Vice-Admiral Sir Henry Deacon Barry, KCVO (27 November 1849 - 14 November 1908) was a British Royal Navy officer who was Admiral superintendent at Portsmouth dockyard.

==Naval career==
Barry joined the Royal Navy in the early 1870s. He was promoted to captain on 30 June 1892, and commanded the protected cruiser HMS Astraea, before he was appointed in command of the pre-dreadnought battleship HMS Mars in September 1900. During his time in command of the Mars, she suffered a serious accident in April 1902 when one of her forward 12-inch (305-mm) guns was fired before the breech was closed, killing two officers and nine enlisted men, injuring seven, and wrecking the forward main battery turret.

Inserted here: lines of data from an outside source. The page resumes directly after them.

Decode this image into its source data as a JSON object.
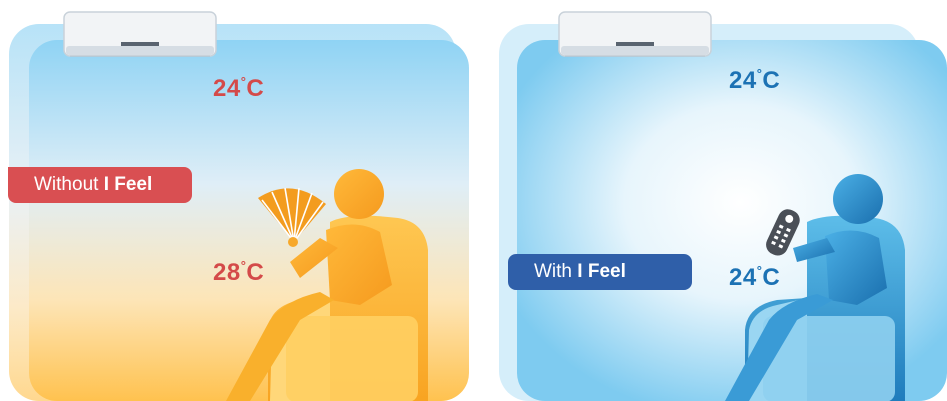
{
  "left_panel": {
    "top_temp": {
      "value": "24",
      "unit": "°C"
    },
    "bottom_temp": {
      "value": "28",
      "unit": "°C"
    },
    "label": {
      "prefix": "Without ",
      "emphasis": "I Feel"
    }
  },
  "right_panel": {
    "top_temp": {
      "value": "24",
      "unit": "°C"
    },
    "bottom_temp": {
      "value": "24",
      "unit": "°C"
    },
    "label": {
      "prefix": "With ",
      "emphasis": "I Feel"
    }
  },
  "colors": {
    "warm_text": "#d44a49",
    "cool_text": "#1c72b4",
    "warm_label": "#d94f52",
    "cool_label": "#2f5fa9",
    "warm_figure": "#f5a623",
    "cool_figure": "#2a86c8",
    "sky_blue": "#86cdf0"
  },
  "icons": [
    "air-conditioner-icon",
    "hand-fan-icon",
    "remote-control-icon",
    "person-figure-icon",
    "armchair-icon"
  ]
}
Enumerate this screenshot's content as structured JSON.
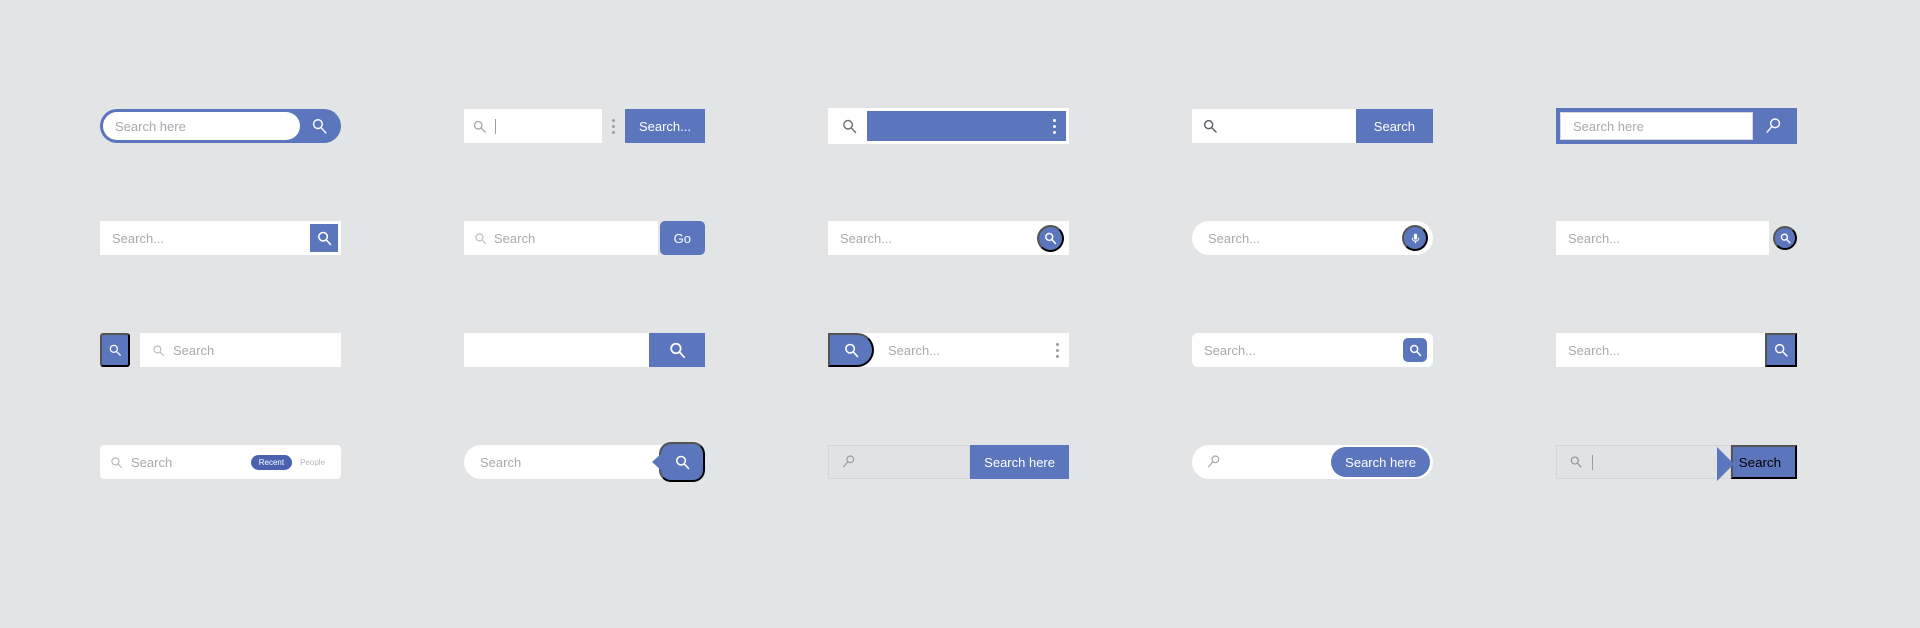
{
  "page": {
    "background": "#e3e4e6",
    "accent": "#5b76bc",
    "accent_dark": "#4a62b0",
    "field_bg": "#ffffff",
    "placeholder_color": "#a7aab0",
    "grey_field_bg": "#e1e2e5"
  },
  "variants": [
    {
      "id": 1,
      "name": "pill-outline-search-bar",
      "placeholder": "Search here",
      "value": "",
      "button_label": "",
      "icon": "magnifier-icon"
    },
    {
      "id": 2,
      "name": "search-bar-with-label-button",
      "placeholder": "",
      "value": "",
      "button_label": "Search...",
      "icon": "magnifier-icon",
      "overflow_icon": "vertical-dots-icon"
    },
    {
      "id": 3,
      "name": "filled-blue-field-search-bar",
      "placeholder": "",
      "value": "",
      "button_label": "",
      "icon": "magnifier-icon",
      "overflow_icon": "vertical-dots-icon"
    },
    {
      "id": 4,
      "name": "basic-search-bar",
      "placeholder": "",
      "value": "",
      "button_label": "Search",
      "icon": "magnifier-icon"
    },
    {
      "id": 5,
      "name": "blue-framed-search-bar",
      "placeholder": "Search here",
      "value": "",
      "button_label": "",
      "icon": "magnifier-key-icon"
    },
    {
      "id": 6,
      "name": "square-icon-button-search-bar",
      "placeholder": "Search...",
      "value": "",
      "button_label": "",
      "icon": "magnifier-icon"
    },
    {
      "id": 7,
      "name": "go-button-search-bar",
      "placeholder": "Search",
      "value": "",
      "button_label": "Go",
      "icon": "magnifier-icon"
    },
    {
      "id": 8,
      "name": "circular-icon-search-bar",
      "placeholder": "Search...",
      "value": "",
      "button_label": "",
      "icon": "magnifier-icon"
    },
    {
      "id": 9,
      "name": "voice-search-bar",
      "placeholder": "Search...",
      "value": "",
      "button_label": "",
      "icon": "microphone-icon"
    },
    {
      "id": 10,
      "name": "flat-search-bar-with-circle-button",
      "placeholder": "Search...",
      "value": "",
      "button_label": "",
      "icon": "magnifier-icon"
    },
    {
      "id": 11,
      "name": "detached-left-button-search-bar",
      "placeholder": "Search",
      "value": "",
      "button_label": "",
      "icon": "magnifier-icon"
    },
    {
      "id": 12,
      "name": "empty-field-search-bar",
      "placeholder": "",
      "value": "",
      "button_label": "",
      "icon": "magnifier-icon"
    },
    {
      "id": 13,
      "name": "left-pill-button-search-bar",
      "placeholder": "Search...",
      "value": "",
      "button_label": "",
      "icon": "magnifier-icon",
      "overflow_icon": "vertical-dots-icon"
    },
    {
      "id": 14,
      "name": "rounded-square-button-search-bar",
      "placeholder": "Search...",
      "value": "",
      "button_label": "",
      "icon": "magnifier-icon"
    },
    {
      "id": 15,
      "name": "square-right-button-search-bar",
      "placeholder": "Search...",
      "value": "",
      "button_label": "",
      "icon": "magnifier-icon"
    },
    {
      "id": 16,
      "name": "filter-chips-search-bar",
      "placeholder": "Search",
      "value": "",
      "button_label": "",
      "icon": "magnifier-icon",
      "chips": [
        {
          "label": "Recent",
          "active": true
        },
        {
          "label": "People",
          "active": false
        }
      ]
    },
    {
      "id": 17,
      "name": "notch-button-search-bar",
      "placeholder": "Search",
      "value": "",
      "button_label": "",
      "icon": "magnifier-icon"
    },
    {
      "id": 18,
      "name": "grey-field-search-bar",
      "placeholder": "",
      "value": "",
      "button_label": "Search here",
      "icon": "magnifier-key-icon"
    },
    {
      "id": 19,
      "name": "rounded-search-here-bar",
      "placeholder": "",
      "value": "",
      "button_label": "Search here",
      "icon": "magnifier-key-icon"
    },
    {
      "id": 20,
      "name": "chevron-button-search-bar",
      "placeholder": "",
      "value": "",
      "button_label": "Search",
      "icon": "magnifier-icon"
    }
  ]
}
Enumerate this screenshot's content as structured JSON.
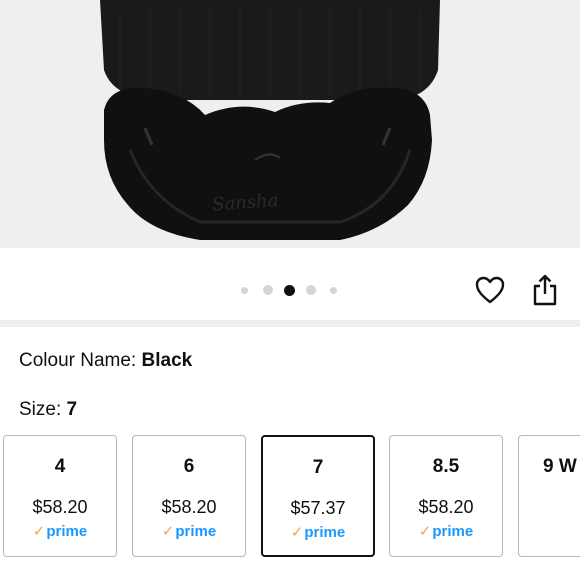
{
  "product": {
    "image_alt": "Black dance sneaker heel",
    "brand_mark": "Sansha"
  },
  "carousel": {
    "dot_count": 5,
    "active_index": 2
  },
  "actions": {
    "favorite_icon": "heart-icon",
    "share_icon": "share-icon"
  },
  "colour": {
    "label": "Colour Name: ",
    "value": "Black"
  },
  "size": {
    "label": "Size: ",
    "value": "7"
  },
  "sizes": [
    {
      "size": "4",
      "price": "$58.20",
      "prime_check": "✓",
      "prime_text": "prime"
    },
    {
      "size": "6",
      "price": "$58.20",
      "prime_check": "✓",
      "prime_text": "prime"
    },
    {
      "size": "7",
      "price": "$57.37",
      "prime_check": "✓",
      "prime_text": "prime",
      "selected": true
    },
    {
      "size": "8.5",
      "price": "$58.20",
      "prime_check": "✓",
      "prime_text": "prime"
    },
    {
      "size": "9 W"
    }
  ],
  "colors": {
    "prime_blue": "#1a98ff",
    "prime_check": "#f3a847",
    "selected_border": "#111111"
  }
}
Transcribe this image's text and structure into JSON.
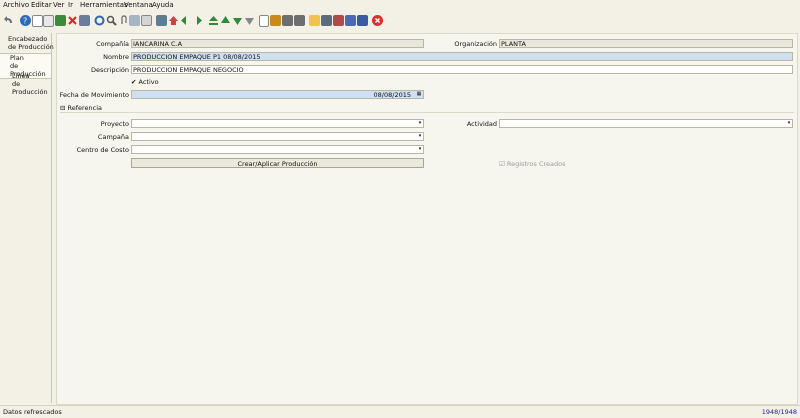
{
  "menu": [
    "Archivo",
    "Editar",
    "Ver",
    "Ir",
    "Herramientas",
    "Ventana",
    "Ayuda"
  ],
  "colors": {
    "accent": "#cfe0f2",
    "readonly": "#e9e7da",
    "statusBlue": "#1a1ab8"
  },
  "toolbar_icons": [
    "undo-icon",
    "help-icon",
    "new-icon",
    "copy-icon",
    "save-icon",
    "delete-icon",
    "find-icon",
    "refresh-icon",
    "zoom-icon",
    "attachment-icon",
    "history-icon",
    "archive-icon",
    "report-icon",
    "first-icon",
    "previous-icon",
    "next-icon",
    "last-icon",
    "parent-icon",
    "detail-icon",
    "multi-icon",
    "print-icon",
    "lock-icon",
    "chat-icon",
    "request-icon",
    "product-icon",
    "exit-icon"
  ],
  "sidebar": {
    "tabs": [
      {
        "label_line1": "Encabezado",
        "label_line2": "de Producción"
      },
      {
        "label_line1": "Plan",
        "label_line2": "de Producción"
      },
      {
        "label_line1": "Línea",
        "label_line2": "de Producción"
      }
    ]
  },
  "form": {
    "company_label": "Compañía",
    "company_value": "IANCARINA C.A",
    "org_label": "Organización",
    "org_value": "PLANTA",
    "name_label": "Nombre",
    "name_value": "PRODUCCION  EMPAQUE  P1  08/08/2015",
    "desc_label": "Descripción",
    "desc_value": "PRODUCCION EMPAQUE   NEGOCIO",
    "active_label": "Activo",
    "date_label": "Fecha de Movimiento",
    "date_value": "08/08/2015",
    "reference_label": "Referencia",
    "project_label": "Proyecto",
    "project_value": "",
    "activity_label": "Actividad",
    "activity_value": "",
    "campaign_label": "Campaña",
    "campaign_value": "",
    "cost_center_label": "Centro de Costo",
    "cost_center_value": "",
    "button_label": "Crear/Aplicar Producción",
    "records_label": "Registros Creados"
  },
  "status": {
    "message": "Datos refrescados",
    "record": "1948/1948"
  }
}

He was posted to the depot ship HMS Duke of Wellington at Portsmouth on 2 January 1903, and later the same month received a Good Service pension. He became Director of Naval Ordnance on 1 January 1904, but after a year was appointed Admiral-superintendent of Portsmouth dockyard in February 1905, serving as such until November the following year, when he was appointed in command of a Cruiser squadron in the Mediterranean.

Berry was appointed a Commander of the Royal Victorian Order (CVO) in 1905, and promoted to a Knight Commander (KCVO) on 10 February 1906, on the occasion of the visit of King Edward VII to Portsmouth to launch the new HMS Dreadnought.

==Family==
Barry married, in 1881, Elizabeth Annie Maltby, daughter of Rev. H. J. Maltby.